Жанна чуть поморщилась, помолчала. Подошла к полке у окна, где стояла всякая всячина, подвигала пузырьки, вытащила один, нюхнула.
- Вот! Одеколон гвоздичный. У вас же нет ничего другого, вы ископаемые. А там комарья небось, да слепней! Съедят заживо.
…
Солнце вылупилось огромным желтым цыпленком из белоснежного облачного яйца, моментально разогнало последний утренний туман, позолотило верхушки спящих деревьев, поцеловало теплыми губами щеки и носы дремлющих в телеге женщин, и быстренько начало подниматься вверх - пора за работу, лето в разгаре. Сашок ловко управлял старой кобылой - уже мало у кого осталась такая роскошь, но они сохранили - все сподручнее с лошадью в селе, и сено довезти, и навоз, соседей не напросишься. До луга оставалось совсем немного, Настя окончательно пришла в себя, потеребила за коленку Жанну, шепнула.

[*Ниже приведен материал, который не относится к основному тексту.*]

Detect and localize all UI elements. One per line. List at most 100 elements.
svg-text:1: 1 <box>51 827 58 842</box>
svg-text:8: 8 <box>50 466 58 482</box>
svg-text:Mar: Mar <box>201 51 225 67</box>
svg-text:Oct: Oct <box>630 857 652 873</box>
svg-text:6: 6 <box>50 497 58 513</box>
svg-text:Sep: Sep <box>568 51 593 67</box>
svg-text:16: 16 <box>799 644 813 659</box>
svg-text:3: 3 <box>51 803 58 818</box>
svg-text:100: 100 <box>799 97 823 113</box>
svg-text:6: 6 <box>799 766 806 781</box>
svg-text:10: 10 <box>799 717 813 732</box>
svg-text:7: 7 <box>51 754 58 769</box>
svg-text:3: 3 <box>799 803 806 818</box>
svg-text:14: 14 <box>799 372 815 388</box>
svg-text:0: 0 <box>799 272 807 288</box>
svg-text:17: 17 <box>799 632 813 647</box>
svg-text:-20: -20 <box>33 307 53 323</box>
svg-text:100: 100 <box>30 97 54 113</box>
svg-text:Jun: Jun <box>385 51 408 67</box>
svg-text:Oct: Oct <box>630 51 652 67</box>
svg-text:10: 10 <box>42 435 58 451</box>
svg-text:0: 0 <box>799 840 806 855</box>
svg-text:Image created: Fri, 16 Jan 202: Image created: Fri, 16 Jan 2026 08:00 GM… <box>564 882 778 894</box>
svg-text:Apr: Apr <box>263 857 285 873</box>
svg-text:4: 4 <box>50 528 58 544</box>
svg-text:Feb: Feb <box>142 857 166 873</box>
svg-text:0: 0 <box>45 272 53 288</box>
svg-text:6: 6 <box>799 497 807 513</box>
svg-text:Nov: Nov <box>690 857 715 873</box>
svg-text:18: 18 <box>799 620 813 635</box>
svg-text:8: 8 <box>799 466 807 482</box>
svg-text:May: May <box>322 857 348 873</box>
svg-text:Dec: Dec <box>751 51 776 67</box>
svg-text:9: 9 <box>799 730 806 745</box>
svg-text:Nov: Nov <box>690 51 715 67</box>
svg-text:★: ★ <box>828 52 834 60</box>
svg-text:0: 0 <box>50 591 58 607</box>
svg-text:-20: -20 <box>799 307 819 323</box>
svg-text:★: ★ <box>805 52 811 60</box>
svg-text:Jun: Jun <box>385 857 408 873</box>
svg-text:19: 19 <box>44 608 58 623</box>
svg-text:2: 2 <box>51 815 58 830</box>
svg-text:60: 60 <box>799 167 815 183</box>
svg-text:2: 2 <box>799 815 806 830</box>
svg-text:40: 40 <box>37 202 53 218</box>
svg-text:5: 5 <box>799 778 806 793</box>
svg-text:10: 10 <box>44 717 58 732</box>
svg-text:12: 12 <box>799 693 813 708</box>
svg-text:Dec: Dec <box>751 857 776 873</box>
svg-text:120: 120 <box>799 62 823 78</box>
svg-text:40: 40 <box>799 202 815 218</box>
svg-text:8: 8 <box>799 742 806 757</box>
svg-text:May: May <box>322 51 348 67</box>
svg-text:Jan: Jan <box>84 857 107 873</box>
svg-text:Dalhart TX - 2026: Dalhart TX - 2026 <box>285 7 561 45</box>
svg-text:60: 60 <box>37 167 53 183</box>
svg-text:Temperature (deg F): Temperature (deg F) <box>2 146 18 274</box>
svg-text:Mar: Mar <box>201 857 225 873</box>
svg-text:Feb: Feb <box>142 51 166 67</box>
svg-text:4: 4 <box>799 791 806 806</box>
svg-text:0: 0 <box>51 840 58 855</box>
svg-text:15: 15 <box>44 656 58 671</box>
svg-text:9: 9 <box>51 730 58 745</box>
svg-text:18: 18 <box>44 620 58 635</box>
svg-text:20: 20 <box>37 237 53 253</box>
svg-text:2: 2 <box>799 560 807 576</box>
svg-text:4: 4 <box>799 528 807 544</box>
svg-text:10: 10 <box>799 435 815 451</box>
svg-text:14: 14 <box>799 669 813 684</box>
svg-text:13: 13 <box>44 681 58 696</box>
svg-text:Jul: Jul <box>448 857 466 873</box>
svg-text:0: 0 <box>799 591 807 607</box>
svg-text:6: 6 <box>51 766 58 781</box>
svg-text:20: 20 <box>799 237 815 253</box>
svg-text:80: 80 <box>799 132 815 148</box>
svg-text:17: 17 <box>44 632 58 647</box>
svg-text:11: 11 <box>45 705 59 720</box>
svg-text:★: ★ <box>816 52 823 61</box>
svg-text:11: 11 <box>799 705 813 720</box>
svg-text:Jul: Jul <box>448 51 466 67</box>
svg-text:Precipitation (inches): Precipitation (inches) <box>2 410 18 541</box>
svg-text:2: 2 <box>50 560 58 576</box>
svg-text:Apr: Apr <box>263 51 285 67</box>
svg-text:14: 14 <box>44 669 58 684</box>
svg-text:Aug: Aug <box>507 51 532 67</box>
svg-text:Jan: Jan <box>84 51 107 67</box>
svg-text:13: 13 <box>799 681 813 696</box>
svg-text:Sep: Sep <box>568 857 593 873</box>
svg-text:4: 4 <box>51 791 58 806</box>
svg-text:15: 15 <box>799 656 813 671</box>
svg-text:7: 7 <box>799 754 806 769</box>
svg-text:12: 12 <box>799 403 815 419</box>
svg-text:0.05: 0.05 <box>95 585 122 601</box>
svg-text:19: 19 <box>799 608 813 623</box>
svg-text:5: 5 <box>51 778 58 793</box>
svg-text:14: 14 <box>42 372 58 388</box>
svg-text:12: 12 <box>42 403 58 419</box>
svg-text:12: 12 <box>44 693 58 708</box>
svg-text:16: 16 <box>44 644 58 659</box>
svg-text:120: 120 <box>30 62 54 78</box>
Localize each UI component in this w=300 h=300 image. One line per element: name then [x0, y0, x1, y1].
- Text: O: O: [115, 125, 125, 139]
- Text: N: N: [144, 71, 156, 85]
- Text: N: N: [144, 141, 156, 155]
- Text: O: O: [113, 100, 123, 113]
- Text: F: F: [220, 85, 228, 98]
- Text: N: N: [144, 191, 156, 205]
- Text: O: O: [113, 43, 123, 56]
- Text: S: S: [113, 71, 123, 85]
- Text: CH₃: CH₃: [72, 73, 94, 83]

- Просыпайся, сонька. А то вареная будешь, не разойдешься. Подъезжаем. Вовка твой обожал с нами на покос ездить, носился по лугу, как стриж! Вот бы его сейчас с собой!!! Соскучилась, небось? По любимому-то…
Жанна неохотно открыла глаза, потерла щеки ладонями, хмыкнула
- По любимому? Ну да…Ну да…
…
- Нитка, ты прямо кашку сварганила, лучше, чем в ресторане. Можешь ведь! Я тебя теперь всегда с собой буду брать, повар ты высший класс! Вон, глянь на этот запах вкуснючий какой великан к нам пробирается. Генка прет! С Садовой, помнишь его, Насть? Женку похоронил в том году, один кукует. Лопайте быстрее, а то не останется ничего, он пожрать мастак!
Сашок шутил, хорошее настроение от удачного покоса прямо лучилось с его разгоряченного, слегка обгоревшего лица. Жанна сдержано ухмыльнулась, подложила ему добавки, глянула туда, куда он махнул рукой. А там и вправду, заслоняя широченными плечами белый свет, шел человек. И солнечные лучи просвечивали сквозь волнистую гриву его густых, кудрявых волос, превращая их в белое золото.